「愛子天皇」を実現させるべきではない“根本的な理由” 「世論調査」の結果で「皇位継承」を論じる危険性を、憲法学者が語る
移ろいやすい世論
――なぜ、愛子天皇の実現には問題があると主張するのでしょうか。
愛子様は本当に素晴らしい成年皇族になられました。ご公務も立派にこなしておられます。しかし、愛子様が品格を備えておられることと、天皇になられるべきかどうかということは、まったく次元の異なる問題です。メディアは、神々しいから天皇になってほしいなど、きわめて主観的で情緒的な議論を盛んに行っているような気がします。こうした取り上げ方には大きな問題があるように思います。
いま、メディアは愛子様称賛の報道一色です。しかし、今から15~20年ほど前はどうだったでしょうか。学習院初等科での不登校問題が起きていた時、長期間にわたってバッシング報道を続けていました。それが、小室眞子さんの結婚問題以降、秋篠宮家へのそれへと移り変わっています。メディアや、その映し鏡である世論というのは、このようにその時々の状況によって、非常に移ろいやすいものです。そのようなものによって皇位が左右されてはいけない、というのが私の考えです。
そもそもどなたが天皇にふさわしいかというのは、世論調査で決まるものではありません。それに、世論調査に回答した人たちが、皇室の伝統をどこまで理解しているのか。多くの人は、そこへの意識よりも、愛子様個人への愛着、また、女性の社会進出や男女平等などといった視点から、女性天皇・女系天皇に賛成しています。これは人気投票に近いものを感じます。本当にそれで良いのか。原点に立ち返って検証することは、極めて大事だと思います。
不文の憲法
――では、原点に戻りましょう。なぜ天皇は「男系」でなければならないのですか?
皇位がなぜ「男系」によって継承されなければならないのか。明治憲法下の皇室典範の解説書である、「(旧)皇室典範義解」は、その理由を次のように説明しています。初代神武天皇から第32代崇峻天皇に至るまで男系の男子が即位しており、これにより上代において既に変えてはならない皇室の家法が成立した、すなわち「不文の憲法」が成立したからだ、と。

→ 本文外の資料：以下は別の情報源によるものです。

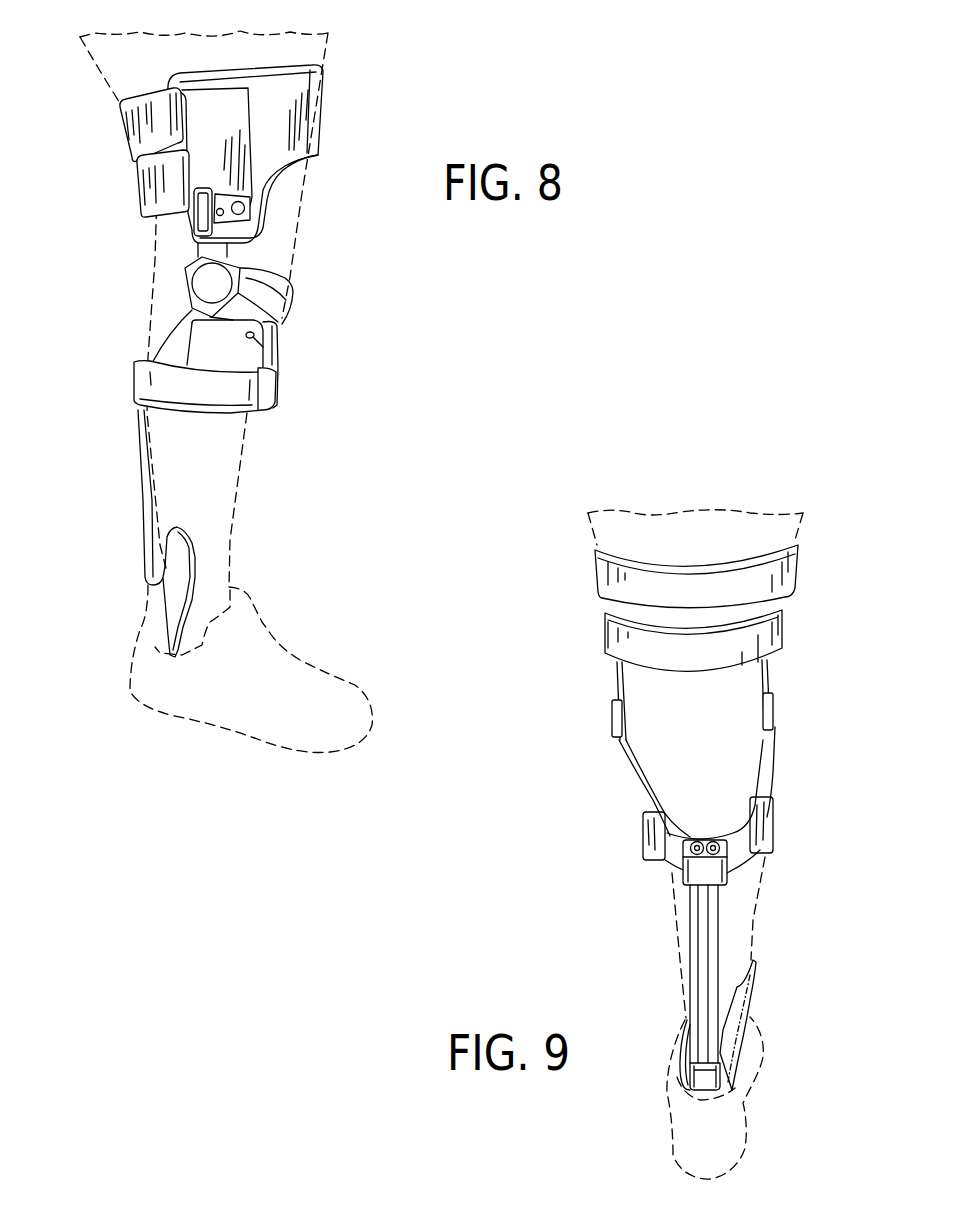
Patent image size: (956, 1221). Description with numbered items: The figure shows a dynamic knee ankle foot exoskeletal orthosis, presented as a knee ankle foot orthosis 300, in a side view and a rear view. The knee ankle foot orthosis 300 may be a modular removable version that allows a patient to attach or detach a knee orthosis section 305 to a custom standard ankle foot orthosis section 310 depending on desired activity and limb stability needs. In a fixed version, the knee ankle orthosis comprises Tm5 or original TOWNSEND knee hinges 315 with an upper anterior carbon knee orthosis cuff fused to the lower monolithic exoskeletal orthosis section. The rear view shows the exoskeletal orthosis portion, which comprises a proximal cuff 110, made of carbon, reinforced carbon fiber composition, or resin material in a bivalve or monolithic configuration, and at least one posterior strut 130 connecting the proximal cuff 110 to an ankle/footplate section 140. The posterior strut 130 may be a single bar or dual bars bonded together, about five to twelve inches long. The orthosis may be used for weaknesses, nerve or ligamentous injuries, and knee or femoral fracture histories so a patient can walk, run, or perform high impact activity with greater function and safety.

In FIG. 8, the knee ankle foot orthosis 300 is at (356, 386).
In FIG. 8, the knee orthosis section 305 is at (283, 147).
In FIG. 9, the knee orthosis section 305 is at (785, 641).
In FIG. 8, the ankle foot orthosis section 310 is at (115, 501).
In FIG. 8, the knee hinges 315 is at (242, 278).
In FIG. 9, the proximal cuff 110 is at (773, 814).
In FIG. 9, the posterior strut 130 is at (723, 927).
In FIG. 9, the ankle/footplate section 140 is at (753, 1003).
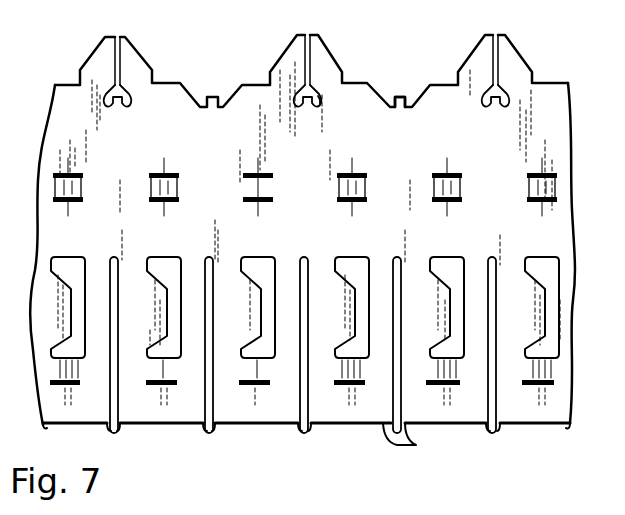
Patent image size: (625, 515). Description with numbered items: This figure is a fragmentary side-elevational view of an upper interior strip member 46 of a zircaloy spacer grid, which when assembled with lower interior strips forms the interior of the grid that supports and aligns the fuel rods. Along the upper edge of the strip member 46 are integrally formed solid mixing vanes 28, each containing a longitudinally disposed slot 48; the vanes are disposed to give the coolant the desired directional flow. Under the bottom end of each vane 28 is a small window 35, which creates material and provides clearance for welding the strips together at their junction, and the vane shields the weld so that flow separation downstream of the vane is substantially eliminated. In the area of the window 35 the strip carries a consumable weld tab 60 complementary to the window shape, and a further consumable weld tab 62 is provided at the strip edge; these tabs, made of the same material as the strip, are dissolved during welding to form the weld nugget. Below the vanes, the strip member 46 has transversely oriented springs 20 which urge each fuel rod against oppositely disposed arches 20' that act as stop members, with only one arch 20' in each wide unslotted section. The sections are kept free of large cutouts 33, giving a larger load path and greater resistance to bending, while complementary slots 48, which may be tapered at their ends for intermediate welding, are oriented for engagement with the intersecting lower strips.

The mixing vane 28 is at (124, 68).
The cutout 33 is at (172, 190).
The window 35 is at (322, 106).
The consumable weld tab 60 is at (492, 108).
The spring 20 is at (342, 258).
The arch 20' is at (367, 302).
The upper strip member 46 is at (320, 240).
The slot 48 is at (497, 316).
The consumable weld tab 62 is at (416, 445).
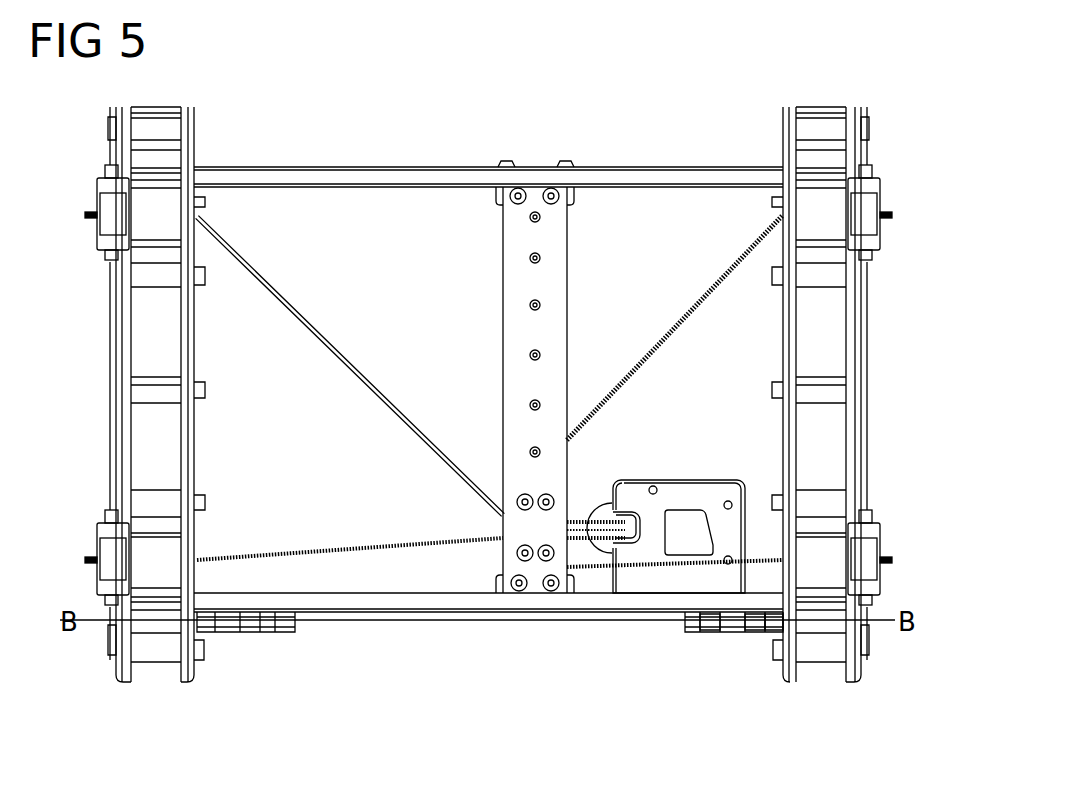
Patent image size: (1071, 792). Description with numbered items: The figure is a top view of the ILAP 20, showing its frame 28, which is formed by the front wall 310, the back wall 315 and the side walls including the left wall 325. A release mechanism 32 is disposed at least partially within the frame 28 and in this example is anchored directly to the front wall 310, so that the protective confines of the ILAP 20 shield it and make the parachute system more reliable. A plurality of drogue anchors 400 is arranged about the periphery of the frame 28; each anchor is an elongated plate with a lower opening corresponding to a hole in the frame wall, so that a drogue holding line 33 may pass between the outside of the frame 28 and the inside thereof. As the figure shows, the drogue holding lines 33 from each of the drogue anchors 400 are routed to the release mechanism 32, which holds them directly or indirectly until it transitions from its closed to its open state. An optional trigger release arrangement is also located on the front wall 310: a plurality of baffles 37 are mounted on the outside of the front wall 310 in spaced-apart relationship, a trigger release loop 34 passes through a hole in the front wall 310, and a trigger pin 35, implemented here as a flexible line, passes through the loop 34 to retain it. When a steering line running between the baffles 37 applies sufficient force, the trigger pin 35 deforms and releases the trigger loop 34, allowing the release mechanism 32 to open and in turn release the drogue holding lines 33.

The ILAP 20 is at (474, 175).
The frame 28 is at (328, 663).
The release mechanism 32 is at (662, 568).
The drogue holding lines 33 is at (263, 262).
The trigger release loop 34 is at (708, 632).
The trigger pin 35 is at (752, 630).
The baffles 37 is at (778, 628).
The front wall 310 is at (375, 600).
The back wall 315 is at (372, 152).
The left wall 325 is at (120, 350).
The drogue anchors 400 is at (95, 163).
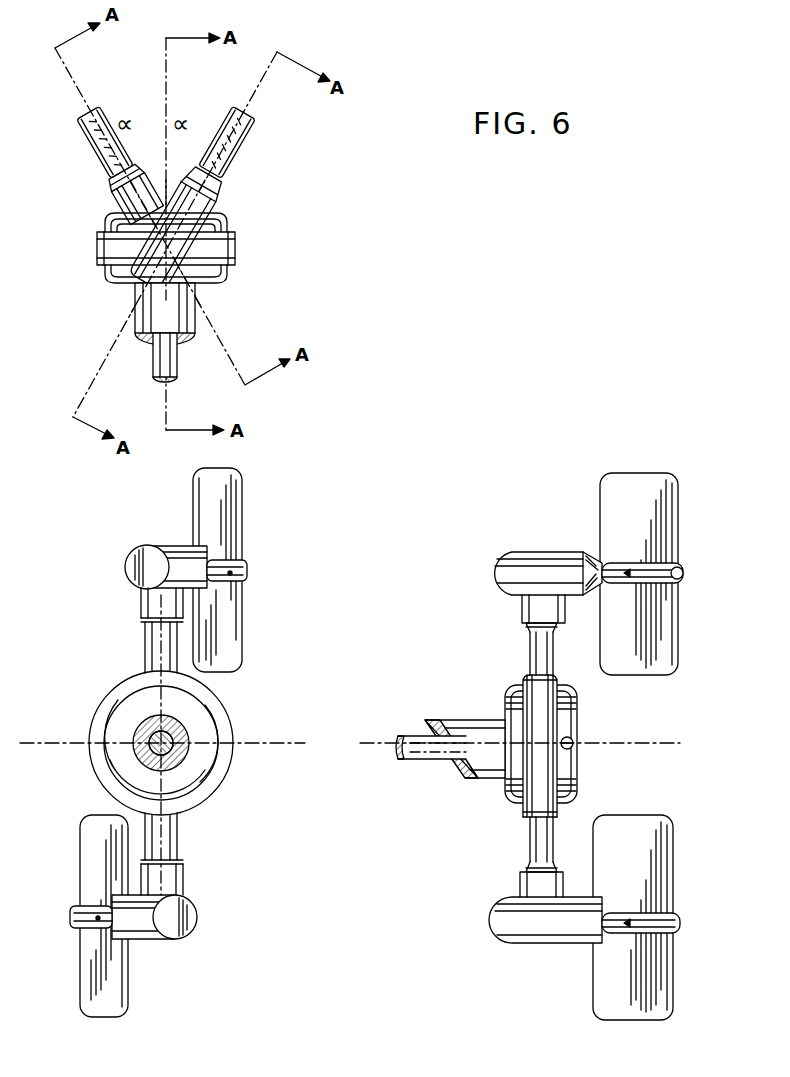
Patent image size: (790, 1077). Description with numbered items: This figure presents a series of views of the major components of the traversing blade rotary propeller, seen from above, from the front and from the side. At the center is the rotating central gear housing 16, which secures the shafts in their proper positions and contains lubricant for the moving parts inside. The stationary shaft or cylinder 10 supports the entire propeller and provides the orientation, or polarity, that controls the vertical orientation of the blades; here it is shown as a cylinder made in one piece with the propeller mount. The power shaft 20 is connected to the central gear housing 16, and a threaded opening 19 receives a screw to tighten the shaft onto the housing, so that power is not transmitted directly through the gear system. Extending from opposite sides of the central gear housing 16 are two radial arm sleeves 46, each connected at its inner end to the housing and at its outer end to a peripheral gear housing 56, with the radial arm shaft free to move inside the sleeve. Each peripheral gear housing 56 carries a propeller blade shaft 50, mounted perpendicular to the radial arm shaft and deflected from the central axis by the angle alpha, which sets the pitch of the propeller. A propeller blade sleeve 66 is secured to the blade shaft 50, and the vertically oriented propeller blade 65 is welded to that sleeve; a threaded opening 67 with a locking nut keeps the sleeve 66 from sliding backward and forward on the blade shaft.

これを私なりに解説すれば、「男系」は建国以来の「皇室の伝統」であり、初代天皇の男系の子孫であることこそが、天皇の正統性の根拠として考えられてきたということです。そして、それが不文のものではありますが、いわゆる「憲法」と認識されてきたから、ということです。
明治より前は、男系継承の原則は、このように「不文の憲法」として位置付けられてきました。そして明治以降は成文憲法として定められます。まず、明治憲法では、第二条ではっきりと「皇位」は「皇男子孫」(男系男子)が「継承する」と定められています。これに対して、戦後にできた現在の憲法の第二条では「皇位は、世襲のもの」と定めているだけです。
しかし、現行憲法は明治憲法を前提とし、それを改正して出来たものです。また、現行憲法の第二条に基づいて制定された皇室典範は第一条で「皇位は、皇統に属する男系の男子が、これを継承する」と明記しています。そこで、新憲法制定以来、政府は憲法第二条の「世襲」は「男系」を意味する、少なくとも「男系を重視」するものと解釈してきました。この政府見解は、今日まで一貫しています。
女系天皇の賛成派は「護憲派」の人と重なる傾向が強いですが、安易な女系天皇論の採用は憲法違反の疑いがあることを、しっかりと認識しておく必要があります。